I’m going to add one tip of my own, which I’ve found wonderfully liberating when I know I need to make a really major change in a manuscript (like, radically reduce word count, or change a major subplot, or reshape a lead character’s motivations).

When I need to make a radical change, I always worry that I’m going to mess up everything good about the story, and that worry can be paralyzing. So I just SAVE the manuscript as is, under the official title, and tell myself that’s still my main file. Then I make a COPY of the file, and call it something like CRAZYWILDEXPERIMENT.docx

I tell myself I’m just playing, just messing around, and I can be as crazy and innovative as I please, without posing any threat to the original version. Of course, what always ends up happening is that the changes DO improve the story. But I can wait until I’m really really really sure of that before re-saving the CRAZYWILDEXPERIMENT file under the official title name (and I always do save the older version, too, with the word FORMER in the new document name.) Helps me every time.

What about you?

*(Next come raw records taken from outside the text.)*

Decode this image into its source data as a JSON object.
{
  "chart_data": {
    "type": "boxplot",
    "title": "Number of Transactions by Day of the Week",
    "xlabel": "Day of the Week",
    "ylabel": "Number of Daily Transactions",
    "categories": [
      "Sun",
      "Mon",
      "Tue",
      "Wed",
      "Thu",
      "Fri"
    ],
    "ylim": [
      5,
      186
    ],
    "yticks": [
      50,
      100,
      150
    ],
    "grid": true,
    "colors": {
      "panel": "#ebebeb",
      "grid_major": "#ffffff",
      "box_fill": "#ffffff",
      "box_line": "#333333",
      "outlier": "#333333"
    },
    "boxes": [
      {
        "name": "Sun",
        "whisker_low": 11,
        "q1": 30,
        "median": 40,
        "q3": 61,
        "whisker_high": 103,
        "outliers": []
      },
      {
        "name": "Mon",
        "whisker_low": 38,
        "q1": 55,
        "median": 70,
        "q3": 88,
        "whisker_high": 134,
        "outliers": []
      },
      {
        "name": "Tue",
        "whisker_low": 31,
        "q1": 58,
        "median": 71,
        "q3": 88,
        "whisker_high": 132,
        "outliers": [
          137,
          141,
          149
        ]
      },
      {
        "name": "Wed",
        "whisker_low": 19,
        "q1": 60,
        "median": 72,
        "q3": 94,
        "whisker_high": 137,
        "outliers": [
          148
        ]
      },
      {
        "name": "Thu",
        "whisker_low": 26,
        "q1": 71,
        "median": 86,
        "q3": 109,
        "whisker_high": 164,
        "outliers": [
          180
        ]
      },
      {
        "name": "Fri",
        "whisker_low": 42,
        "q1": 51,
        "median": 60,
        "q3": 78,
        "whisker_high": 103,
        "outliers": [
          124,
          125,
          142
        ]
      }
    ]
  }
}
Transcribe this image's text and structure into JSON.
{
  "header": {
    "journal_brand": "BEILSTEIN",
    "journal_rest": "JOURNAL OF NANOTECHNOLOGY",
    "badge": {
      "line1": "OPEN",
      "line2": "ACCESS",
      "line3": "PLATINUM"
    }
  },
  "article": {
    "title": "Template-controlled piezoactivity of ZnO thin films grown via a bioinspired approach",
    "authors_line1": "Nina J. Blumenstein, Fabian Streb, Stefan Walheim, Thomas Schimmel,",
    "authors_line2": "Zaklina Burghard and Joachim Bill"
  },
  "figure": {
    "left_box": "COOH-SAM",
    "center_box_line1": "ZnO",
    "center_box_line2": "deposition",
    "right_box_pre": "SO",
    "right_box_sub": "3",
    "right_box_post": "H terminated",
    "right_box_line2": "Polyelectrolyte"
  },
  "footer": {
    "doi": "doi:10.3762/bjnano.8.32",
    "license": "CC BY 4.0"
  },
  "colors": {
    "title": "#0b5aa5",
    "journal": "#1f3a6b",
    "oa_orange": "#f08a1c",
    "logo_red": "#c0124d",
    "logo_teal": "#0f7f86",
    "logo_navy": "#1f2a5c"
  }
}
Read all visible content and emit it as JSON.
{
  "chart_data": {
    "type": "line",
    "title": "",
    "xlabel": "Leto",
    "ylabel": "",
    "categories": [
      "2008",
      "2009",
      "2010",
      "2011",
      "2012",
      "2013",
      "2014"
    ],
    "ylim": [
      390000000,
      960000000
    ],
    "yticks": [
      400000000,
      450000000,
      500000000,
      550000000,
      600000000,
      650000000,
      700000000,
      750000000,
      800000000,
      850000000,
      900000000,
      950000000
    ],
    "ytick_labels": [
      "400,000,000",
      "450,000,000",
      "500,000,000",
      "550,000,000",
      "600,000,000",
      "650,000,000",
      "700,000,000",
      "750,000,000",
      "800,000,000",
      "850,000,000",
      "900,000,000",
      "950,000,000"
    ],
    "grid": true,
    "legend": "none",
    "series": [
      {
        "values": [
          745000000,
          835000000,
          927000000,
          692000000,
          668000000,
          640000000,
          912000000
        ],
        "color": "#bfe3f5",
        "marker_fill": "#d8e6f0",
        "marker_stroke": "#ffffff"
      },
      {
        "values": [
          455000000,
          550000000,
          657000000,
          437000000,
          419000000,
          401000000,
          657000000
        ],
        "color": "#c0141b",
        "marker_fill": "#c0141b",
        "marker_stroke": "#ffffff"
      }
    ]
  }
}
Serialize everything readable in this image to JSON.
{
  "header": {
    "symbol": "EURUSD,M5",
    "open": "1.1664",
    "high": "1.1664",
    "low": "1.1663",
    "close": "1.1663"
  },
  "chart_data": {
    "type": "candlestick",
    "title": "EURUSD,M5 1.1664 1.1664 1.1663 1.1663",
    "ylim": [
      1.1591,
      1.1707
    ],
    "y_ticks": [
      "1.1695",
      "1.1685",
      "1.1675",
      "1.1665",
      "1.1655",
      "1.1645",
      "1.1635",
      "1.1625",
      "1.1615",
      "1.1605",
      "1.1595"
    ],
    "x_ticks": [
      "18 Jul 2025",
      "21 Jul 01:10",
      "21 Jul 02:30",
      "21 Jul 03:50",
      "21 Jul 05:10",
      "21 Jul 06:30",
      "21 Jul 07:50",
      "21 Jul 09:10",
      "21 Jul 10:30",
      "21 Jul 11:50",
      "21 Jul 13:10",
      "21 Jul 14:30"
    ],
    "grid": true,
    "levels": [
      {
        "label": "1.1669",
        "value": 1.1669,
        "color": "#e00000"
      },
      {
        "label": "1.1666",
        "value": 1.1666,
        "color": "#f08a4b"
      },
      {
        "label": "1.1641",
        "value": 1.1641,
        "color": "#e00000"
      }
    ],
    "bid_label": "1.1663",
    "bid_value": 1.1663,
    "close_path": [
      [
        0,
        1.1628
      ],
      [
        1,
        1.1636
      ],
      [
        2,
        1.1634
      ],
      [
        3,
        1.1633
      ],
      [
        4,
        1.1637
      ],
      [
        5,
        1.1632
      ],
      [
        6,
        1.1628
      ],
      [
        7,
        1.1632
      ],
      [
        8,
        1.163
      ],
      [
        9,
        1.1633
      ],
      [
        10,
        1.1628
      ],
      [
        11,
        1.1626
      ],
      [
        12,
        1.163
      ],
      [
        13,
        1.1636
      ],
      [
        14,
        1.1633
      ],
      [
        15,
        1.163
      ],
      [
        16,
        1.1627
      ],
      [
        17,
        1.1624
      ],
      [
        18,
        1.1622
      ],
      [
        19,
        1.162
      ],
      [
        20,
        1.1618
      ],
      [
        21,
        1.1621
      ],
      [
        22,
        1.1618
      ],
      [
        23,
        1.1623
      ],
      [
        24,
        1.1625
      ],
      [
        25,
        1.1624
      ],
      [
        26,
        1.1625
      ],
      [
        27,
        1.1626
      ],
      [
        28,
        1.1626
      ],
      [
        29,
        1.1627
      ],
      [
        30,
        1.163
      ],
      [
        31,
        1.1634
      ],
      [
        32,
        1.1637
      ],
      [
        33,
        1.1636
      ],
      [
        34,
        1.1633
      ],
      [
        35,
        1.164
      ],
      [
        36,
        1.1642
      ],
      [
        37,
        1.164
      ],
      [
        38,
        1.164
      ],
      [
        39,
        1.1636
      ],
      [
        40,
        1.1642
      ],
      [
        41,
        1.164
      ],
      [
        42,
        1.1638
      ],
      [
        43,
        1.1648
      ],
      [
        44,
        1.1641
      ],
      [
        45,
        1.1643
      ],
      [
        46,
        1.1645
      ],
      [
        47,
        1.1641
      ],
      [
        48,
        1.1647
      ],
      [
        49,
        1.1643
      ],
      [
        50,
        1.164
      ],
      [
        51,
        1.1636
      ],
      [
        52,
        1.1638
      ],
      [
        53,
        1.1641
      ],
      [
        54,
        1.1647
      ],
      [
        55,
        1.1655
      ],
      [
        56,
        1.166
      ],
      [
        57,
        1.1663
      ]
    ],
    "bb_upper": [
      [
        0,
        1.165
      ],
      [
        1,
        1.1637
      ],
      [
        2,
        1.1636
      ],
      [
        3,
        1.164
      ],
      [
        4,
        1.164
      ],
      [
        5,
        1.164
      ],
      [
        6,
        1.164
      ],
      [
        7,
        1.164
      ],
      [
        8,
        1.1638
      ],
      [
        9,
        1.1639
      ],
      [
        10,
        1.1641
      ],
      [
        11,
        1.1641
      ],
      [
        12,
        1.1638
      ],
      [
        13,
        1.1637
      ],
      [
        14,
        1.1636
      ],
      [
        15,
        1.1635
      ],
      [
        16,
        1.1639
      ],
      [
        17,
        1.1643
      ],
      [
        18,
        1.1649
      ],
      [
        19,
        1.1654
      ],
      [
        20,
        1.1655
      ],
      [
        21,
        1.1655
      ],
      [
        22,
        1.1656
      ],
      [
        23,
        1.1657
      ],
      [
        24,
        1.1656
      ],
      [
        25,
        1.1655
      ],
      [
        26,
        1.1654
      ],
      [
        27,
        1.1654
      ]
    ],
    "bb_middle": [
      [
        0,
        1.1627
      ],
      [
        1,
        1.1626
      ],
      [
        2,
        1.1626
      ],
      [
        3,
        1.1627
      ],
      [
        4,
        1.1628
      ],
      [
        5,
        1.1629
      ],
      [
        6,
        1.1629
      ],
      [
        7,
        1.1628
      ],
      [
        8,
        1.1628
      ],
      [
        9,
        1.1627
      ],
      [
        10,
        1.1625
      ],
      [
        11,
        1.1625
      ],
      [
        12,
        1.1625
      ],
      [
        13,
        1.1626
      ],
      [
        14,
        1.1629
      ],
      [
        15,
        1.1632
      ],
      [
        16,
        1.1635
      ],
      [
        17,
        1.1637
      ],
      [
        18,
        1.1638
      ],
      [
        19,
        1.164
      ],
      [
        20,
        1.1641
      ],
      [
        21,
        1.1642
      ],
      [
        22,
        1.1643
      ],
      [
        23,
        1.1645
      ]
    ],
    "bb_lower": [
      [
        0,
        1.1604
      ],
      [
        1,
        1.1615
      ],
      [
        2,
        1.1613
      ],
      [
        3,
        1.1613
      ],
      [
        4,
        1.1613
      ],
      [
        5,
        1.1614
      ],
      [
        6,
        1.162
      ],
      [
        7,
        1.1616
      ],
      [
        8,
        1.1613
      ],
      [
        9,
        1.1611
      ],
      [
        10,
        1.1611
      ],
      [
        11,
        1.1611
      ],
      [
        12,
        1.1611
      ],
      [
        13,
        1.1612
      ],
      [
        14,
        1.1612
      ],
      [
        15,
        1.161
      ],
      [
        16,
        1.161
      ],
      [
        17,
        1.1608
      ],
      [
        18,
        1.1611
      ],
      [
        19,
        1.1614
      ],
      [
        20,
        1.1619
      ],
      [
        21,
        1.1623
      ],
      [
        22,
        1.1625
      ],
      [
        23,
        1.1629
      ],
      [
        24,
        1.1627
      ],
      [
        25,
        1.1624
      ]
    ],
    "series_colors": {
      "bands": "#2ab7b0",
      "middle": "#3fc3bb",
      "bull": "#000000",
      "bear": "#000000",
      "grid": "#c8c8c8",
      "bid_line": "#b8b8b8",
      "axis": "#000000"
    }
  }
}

Do you have some words of revision wisdom of your own to share? 

8 responses to “Some NaNoWriMo Wisdom on Revision”

  1. Hywela Lyn says:

    I’m one of those people who loves revising too – I find it much easer than slogging out the initial first draft – but I’m also a terrible procrastinator, so the WWF is brilliant at making me get down to it and get stuck into something I actually love.

    • Elisa Beatty says:

      The WWF works that way for me, too!! So great to have someone there in the Chat Room saying, “C’mon, we’re going to focus for the next 45 minutes,” and then checking in afterwards to make sure you really did it!!

  2. Darynda Jones says:

    I love this!!! I, too, love revising. It’s the best part, IMHO. Also, I got to hang out with Rachael at The Night of Writing Dangerously. So fun!

    Thanks for this!

  3. I prefer revising to writing. It’s the fun part! Thanks for all the wonderful tips.

  4. I’m with you, Elisa – I am all about saving the previous version to free myself up to explore in the new version without feeling committed. And every time I decide to make a change that I think I might not be sure about I save another back-up until my revisions are named “BigAwesomeBook–v2.3” or v2.4… or v.2.5…

    • Elisa Beatty says:

      LOL, I have all those files, too. I finally learned to make a folder named “LATEST” and make sure whatever my latest version is is in it, so I don’t get confused.

      I also always email the latest to myself as I’m finishing up at the end of the day.